1. Ensure your system matches the specifications in the **System** section above. Exact reproducibility is only guaranteed if all aspects of your system are identical to the one the model was originally generated on.
1. Install the exact version of Heretic indicated in the **Environment** section above, from its original source.
1. Install the packages listed in `requirements.txt`: `pip install -r requirements.txt`
1. Install the correct version of PyTorch: `pip install torch==2.8.0+cu128 --index-url https://download.pytorch.org/whl/cu128`
1. Place the provided `config.toml` in your working directory.
1. Run Heretic without any additional arguments: `heretic`
1. Wait for the run to finish, then select trial **136** and export the model.

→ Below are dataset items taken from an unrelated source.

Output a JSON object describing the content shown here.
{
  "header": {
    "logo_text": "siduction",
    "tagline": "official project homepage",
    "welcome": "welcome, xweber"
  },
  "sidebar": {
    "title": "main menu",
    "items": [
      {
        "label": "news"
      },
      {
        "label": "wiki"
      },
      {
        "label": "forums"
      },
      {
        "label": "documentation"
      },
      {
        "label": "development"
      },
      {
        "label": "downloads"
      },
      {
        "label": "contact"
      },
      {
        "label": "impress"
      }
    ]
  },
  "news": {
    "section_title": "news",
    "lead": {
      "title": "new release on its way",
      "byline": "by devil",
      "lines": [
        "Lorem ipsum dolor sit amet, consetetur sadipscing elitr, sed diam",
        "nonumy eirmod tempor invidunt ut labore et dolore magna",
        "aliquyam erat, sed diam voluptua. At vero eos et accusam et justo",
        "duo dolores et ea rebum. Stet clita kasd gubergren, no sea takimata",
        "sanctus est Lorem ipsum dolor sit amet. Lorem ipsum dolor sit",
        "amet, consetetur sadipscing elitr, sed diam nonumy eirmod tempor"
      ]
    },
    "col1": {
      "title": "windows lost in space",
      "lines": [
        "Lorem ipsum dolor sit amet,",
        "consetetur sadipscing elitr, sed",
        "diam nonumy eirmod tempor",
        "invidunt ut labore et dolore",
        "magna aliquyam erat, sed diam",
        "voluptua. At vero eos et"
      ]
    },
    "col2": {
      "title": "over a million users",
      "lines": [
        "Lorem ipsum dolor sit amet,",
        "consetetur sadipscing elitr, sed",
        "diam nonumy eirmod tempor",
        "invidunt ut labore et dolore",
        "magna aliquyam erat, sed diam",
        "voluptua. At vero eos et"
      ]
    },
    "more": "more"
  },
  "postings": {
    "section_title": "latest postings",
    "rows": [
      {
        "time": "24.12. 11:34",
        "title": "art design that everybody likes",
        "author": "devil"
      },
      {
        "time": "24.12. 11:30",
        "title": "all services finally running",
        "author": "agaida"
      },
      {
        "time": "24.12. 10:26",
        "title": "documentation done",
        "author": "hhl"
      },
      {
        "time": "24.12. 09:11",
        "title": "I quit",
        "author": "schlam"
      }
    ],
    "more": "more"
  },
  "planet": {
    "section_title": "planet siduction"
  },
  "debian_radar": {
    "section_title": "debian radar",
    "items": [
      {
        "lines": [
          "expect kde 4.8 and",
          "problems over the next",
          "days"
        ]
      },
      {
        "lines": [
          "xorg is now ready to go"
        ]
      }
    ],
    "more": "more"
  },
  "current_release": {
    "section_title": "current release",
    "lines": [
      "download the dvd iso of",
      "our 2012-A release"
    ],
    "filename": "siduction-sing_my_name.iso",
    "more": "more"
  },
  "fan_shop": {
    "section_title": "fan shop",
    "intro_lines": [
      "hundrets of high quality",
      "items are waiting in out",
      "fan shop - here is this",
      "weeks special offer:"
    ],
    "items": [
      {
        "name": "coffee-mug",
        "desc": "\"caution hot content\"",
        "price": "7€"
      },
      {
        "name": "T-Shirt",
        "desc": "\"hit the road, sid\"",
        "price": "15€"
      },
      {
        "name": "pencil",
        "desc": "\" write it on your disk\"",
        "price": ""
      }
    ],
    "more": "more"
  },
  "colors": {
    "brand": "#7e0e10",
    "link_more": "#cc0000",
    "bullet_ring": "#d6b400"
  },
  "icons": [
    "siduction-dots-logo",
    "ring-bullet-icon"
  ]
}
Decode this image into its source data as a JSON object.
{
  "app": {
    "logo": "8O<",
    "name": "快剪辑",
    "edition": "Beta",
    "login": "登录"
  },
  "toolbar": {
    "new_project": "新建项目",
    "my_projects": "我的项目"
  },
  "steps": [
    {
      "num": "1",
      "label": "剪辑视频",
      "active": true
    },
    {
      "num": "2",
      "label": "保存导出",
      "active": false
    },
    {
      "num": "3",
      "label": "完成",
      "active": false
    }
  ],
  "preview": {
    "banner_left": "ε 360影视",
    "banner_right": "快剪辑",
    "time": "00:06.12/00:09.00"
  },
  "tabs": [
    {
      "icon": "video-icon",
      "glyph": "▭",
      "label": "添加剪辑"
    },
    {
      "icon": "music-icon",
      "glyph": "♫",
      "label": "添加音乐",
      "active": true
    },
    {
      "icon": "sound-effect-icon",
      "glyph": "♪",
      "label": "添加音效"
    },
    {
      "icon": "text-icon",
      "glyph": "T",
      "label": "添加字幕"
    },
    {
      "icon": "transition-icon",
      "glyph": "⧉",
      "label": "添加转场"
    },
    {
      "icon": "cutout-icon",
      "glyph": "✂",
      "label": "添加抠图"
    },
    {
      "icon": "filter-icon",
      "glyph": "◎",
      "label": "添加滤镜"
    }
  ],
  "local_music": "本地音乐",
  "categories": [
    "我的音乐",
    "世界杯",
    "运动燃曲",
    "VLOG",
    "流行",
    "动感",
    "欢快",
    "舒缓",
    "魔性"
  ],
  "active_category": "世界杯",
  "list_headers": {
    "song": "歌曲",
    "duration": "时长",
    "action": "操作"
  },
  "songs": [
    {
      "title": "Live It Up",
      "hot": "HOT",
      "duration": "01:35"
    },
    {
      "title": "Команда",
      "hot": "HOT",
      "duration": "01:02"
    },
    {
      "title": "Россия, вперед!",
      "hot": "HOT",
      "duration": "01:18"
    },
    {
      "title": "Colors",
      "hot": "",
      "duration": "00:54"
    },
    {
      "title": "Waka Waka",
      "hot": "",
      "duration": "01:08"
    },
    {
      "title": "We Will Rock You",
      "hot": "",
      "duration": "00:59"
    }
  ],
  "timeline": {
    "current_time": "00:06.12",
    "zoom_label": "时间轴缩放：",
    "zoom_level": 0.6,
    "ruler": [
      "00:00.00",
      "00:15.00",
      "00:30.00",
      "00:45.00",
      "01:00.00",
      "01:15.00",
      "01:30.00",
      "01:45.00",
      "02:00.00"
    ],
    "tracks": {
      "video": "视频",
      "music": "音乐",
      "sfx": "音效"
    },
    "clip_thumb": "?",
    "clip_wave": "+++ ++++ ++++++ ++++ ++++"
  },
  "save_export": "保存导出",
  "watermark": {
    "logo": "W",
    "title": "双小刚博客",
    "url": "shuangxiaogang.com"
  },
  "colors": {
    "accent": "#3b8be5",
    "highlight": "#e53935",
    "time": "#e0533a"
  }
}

1. Verify that the weight files have been exactly reproduced by comparing their SHA-256 hashes against those in `SHA256SUMS`: `sha256sum -c SHA256SUMS` (or look at the hashes online if you uploaded to Hugging Face)

> [!TIP]
> To use the included Optuna study journal `Qwen--Qwen2--5-Coder-3B.jsonl`, place it in the checkpoints directory (usually `checkpoints/`) before running Heretic.
>
> This allows you to export other models from the Pareto front, or to run additional trials without having to re-run the stored trials.